Как тебе твой коллега, солауреат Игорь Кузнецов? У вас было столь интенсивное общение, что у меня просто не хватало сил следить, о чем вы так плотно беседовали… Так о чем: о книгах, литературе?
Менее всего о литературе. Обо всём и сразу, хватая, что под руку попадётся, и бросая в топку разговора. Писатель, это ж не профессия — образ жизни. Плюс — ещё до очного знакомства, мы читали друг друга: мне его проза близка по духу, ему моя. Ну, что-то типа писательско-человеческого такого душевного родства получилось. Говорили о жизни, о том, как чувствуем её; радостно кивали, когда совпадали в ощущениях и жизненном опыте, типа, ага, точняк, всё верно говоришь, так и есть. Вот даже сон про поезд в чужом городе, на который опаздываешь и не можешь найти — ему он снится, а я поддакиваю, и мне, и мне ведь! Жадный такой разговор вышел, на грани исповеди, как у старых добрых друзей, давно не видевшихся.

Вообще что для тебя премия: дает она стимул к творчеству? Или может быть это какая-то завершающая или промежуточная точка в писательской работе, итог, так сказать?
Вот не знаю, как кривая вывезет. Может, эта премия — логическое завершение, здоровый кусок мрамора на могиле моей литературной деятельности. Но скорее, освобождение от бесконечного круга литературных амбиций, обид и ненужности, ты уже чуток нужен, вот, моральная компенсация выплачена, тебе уже не за что обижаться на судьбу, теперь — только ты виноват, если чего-то не сделал.

Обязательный вопрос: что для тебя Астафьев, читал ли, интересен он тебе, какие произведения Астафьева для тебя главные, если есть такие?
Астафьев стопроцентно мой писатель.

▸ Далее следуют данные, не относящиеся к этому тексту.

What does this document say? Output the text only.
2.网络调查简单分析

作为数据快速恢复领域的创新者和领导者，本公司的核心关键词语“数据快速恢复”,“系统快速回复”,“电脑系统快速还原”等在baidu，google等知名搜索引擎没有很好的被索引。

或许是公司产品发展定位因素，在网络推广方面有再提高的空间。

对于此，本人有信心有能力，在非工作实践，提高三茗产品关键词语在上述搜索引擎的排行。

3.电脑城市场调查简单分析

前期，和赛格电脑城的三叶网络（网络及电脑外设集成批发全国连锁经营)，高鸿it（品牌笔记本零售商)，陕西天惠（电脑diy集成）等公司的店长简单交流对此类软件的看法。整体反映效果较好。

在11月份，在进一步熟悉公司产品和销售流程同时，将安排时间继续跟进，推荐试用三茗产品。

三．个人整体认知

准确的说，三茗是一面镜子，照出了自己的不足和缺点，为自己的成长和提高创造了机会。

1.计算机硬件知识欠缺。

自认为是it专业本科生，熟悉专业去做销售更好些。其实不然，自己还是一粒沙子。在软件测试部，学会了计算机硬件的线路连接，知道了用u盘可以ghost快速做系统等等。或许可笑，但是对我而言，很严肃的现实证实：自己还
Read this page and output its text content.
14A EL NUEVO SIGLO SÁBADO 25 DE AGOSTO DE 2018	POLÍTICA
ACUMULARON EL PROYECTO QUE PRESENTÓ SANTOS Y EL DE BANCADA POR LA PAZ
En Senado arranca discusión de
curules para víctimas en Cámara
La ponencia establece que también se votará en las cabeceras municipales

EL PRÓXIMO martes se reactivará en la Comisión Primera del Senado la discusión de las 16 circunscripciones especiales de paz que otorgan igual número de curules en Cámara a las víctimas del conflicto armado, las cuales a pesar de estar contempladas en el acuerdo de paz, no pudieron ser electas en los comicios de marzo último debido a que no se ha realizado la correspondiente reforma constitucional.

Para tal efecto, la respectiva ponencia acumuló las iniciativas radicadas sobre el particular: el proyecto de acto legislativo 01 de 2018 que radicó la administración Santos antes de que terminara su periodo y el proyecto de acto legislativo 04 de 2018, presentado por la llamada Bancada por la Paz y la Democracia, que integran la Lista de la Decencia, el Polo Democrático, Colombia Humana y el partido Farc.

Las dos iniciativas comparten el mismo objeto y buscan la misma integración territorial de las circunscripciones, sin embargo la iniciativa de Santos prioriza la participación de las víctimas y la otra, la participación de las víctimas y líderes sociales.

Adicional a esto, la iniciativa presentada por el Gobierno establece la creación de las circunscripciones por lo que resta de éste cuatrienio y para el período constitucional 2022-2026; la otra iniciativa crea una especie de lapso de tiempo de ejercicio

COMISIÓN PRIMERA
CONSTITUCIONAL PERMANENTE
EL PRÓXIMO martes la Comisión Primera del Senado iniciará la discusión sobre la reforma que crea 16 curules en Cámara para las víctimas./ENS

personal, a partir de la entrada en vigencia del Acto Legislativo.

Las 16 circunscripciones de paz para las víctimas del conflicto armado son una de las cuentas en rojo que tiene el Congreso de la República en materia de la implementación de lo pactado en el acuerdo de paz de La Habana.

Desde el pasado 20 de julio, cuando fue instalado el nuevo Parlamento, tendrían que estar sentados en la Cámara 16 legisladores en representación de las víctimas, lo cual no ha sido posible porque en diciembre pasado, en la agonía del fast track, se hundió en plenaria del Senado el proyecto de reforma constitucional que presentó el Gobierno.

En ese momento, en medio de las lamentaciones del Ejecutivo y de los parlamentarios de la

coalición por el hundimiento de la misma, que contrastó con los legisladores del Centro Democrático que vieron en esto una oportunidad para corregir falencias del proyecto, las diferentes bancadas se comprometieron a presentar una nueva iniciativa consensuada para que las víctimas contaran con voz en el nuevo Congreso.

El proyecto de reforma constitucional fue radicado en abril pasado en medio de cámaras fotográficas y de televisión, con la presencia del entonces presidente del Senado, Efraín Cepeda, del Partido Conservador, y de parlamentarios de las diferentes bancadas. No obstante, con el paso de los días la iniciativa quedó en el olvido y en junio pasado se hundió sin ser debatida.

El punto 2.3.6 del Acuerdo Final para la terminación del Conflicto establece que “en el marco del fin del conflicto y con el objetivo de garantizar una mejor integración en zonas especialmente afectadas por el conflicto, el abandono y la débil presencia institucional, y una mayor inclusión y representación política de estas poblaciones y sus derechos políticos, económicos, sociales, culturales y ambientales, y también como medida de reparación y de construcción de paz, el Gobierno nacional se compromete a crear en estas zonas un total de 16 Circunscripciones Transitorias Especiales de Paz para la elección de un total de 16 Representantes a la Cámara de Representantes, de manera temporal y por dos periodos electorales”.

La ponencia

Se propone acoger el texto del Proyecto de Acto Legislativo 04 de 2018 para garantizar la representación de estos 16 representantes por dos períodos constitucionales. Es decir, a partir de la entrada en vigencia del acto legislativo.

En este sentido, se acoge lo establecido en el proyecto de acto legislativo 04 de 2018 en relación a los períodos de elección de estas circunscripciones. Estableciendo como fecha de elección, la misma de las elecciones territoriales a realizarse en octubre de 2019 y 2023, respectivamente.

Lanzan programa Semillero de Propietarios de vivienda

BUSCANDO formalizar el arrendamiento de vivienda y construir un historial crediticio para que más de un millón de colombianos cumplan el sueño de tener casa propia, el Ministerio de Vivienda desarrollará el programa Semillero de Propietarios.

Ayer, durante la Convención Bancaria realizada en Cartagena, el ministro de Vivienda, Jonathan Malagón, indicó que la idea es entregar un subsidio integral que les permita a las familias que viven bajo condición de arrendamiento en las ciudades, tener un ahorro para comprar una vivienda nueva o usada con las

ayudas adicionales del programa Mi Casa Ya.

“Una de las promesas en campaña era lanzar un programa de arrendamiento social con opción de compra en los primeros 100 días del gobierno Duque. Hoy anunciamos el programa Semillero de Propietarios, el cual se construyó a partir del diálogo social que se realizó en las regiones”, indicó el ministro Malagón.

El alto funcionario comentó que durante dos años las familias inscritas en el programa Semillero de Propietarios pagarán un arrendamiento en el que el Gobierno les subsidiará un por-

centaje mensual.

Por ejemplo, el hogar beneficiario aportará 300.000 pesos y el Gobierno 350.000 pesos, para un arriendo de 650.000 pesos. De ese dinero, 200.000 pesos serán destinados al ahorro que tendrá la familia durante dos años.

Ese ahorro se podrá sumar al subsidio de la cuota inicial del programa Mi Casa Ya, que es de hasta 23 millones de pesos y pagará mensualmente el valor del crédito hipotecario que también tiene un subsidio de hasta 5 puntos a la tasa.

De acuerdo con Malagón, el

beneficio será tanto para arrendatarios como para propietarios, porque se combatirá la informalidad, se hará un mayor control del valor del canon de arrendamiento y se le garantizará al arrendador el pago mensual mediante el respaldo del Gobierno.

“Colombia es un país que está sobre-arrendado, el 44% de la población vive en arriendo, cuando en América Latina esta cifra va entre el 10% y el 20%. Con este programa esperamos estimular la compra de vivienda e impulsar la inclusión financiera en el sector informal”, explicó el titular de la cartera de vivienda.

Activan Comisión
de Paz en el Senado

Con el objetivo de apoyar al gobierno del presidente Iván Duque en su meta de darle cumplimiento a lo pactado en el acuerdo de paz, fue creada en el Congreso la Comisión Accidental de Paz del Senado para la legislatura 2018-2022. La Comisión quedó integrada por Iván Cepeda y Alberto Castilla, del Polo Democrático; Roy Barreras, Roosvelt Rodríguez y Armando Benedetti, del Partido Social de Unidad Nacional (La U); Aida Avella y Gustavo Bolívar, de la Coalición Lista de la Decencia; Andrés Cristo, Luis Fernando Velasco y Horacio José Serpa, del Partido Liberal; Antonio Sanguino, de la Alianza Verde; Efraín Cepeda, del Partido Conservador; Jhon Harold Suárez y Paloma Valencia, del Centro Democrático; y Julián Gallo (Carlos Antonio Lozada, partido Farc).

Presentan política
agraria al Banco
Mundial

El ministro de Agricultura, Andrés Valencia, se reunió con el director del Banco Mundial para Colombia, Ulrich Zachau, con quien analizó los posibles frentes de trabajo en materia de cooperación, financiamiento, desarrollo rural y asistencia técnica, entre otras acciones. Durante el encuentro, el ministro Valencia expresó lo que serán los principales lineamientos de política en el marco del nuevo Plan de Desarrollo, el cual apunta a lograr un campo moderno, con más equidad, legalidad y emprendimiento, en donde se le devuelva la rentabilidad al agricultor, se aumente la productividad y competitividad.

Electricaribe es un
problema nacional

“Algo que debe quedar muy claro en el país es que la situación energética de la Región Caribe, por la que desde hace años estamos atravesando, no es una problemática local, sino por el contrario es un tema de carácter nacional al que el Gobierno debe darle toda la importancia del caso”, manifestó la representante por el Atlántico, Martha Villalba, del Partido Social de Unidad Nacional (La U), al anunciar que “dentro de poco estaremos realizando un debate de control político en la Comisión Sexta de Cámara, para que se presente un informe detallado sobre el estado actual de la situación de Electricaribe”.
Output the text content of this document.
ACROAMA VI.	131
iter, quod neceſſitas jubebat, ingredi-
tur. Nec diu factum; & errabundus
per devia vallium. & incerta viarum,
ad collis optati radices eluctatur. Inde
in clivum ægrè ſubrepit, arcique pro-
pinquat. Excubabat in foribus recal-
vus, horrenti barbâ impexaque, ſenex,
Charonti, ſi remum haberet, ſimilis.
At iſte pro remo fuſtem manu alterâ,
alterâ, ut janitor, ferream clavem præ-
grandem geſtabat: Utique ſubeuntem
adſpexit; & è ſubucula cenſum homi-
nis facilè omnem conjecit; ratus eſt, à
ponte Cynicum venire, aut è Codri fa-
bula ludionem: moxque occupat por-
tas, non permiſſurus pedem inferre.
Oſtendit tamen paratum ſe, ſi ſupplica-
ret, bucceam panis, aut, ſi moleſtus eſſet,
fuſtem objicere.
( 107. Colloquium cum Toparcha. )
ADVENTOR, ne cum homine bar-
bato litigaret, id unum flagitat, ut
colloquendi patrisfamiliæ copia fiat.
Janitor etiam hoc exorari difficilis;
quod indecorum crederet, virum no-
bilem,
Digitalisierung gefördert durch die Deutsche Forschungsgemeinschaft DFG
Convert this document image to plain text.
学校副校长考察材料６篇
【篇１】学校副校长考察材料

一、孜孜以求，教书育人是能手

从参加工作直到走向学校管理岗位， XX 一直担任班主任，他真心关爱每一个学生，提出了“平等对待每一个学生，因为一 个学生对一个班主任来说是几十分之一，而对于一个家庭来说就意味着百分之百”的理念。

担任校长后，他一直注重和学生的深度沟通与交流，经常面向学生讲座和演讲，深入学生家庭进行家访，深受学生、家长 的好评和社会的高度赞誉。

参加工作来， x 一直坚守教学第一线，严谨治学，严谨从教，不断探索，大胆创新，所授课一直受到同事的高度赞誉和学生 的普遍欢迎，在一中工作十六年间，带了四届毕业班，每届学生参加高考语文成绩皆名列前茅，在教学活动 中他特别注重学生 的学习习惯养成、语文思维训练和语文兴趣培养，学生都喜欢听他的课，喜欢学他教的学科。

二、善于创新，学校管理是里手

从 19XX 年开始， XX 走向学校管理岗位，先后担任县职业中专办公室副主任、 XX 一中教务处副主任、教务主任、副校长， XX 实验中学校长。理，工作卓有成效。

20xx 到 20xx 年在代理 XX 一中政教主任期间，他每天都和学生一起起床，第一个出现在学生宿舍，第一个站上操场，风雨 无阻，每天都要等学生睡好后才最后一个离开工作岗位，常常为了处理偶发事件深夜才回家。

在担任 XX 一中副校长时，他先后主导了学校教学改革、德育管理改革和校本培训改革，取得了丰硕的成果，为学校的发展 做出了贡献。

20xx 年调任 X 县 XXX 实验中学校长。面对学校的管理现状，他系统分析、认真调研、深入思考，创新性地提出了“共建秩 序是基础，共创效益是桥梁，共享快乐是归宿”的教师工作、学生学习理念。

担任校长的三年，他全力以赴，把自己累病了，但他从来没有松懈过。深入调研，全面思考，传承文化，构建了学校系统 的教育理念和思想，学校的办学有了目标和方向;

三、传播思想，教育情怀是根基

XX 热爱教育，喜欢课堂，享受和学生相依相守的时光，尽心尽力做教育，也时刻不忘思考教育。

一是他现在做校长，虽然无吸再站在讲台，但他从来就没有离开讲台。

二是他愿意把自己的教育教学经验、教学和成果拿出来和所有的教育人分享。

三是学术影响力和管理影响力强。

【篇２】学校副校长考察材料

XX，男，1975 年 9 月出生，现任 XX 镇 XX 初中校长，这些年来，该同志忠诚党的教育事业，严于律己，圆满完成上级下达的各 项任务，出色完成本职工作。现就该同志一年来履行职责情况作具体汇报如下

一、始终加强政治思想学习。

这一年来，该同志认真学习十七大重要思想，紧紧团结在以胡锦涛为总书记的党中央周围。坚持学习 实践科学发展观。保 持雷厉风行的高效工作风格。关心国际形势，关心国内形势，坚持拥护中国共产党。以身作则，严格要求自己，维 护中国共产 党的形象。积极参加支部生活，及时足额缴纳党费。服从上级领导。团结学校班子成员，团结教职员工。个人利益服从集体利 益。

Как-то по жизни — и в писанине моей и теперь в фотографии меня преследует оценка: типа, это душевно, в этом есть душа. Не чураюсь я банальностей и сентиментальных сцен, могу подзабить на композицию. Но душевность всегда во главе угла. И у Астафьева этого добра сверх всякой меры. Нравится практически всё, хоть и по разному — от мощи «Проклятых и убитых» до каких-то по-пенсионерски нравоучительных зарисовок из «Затесей». Я бы даже слушал и слушал, ну как забор он красит, что ли — получая кайф просто от его повествования.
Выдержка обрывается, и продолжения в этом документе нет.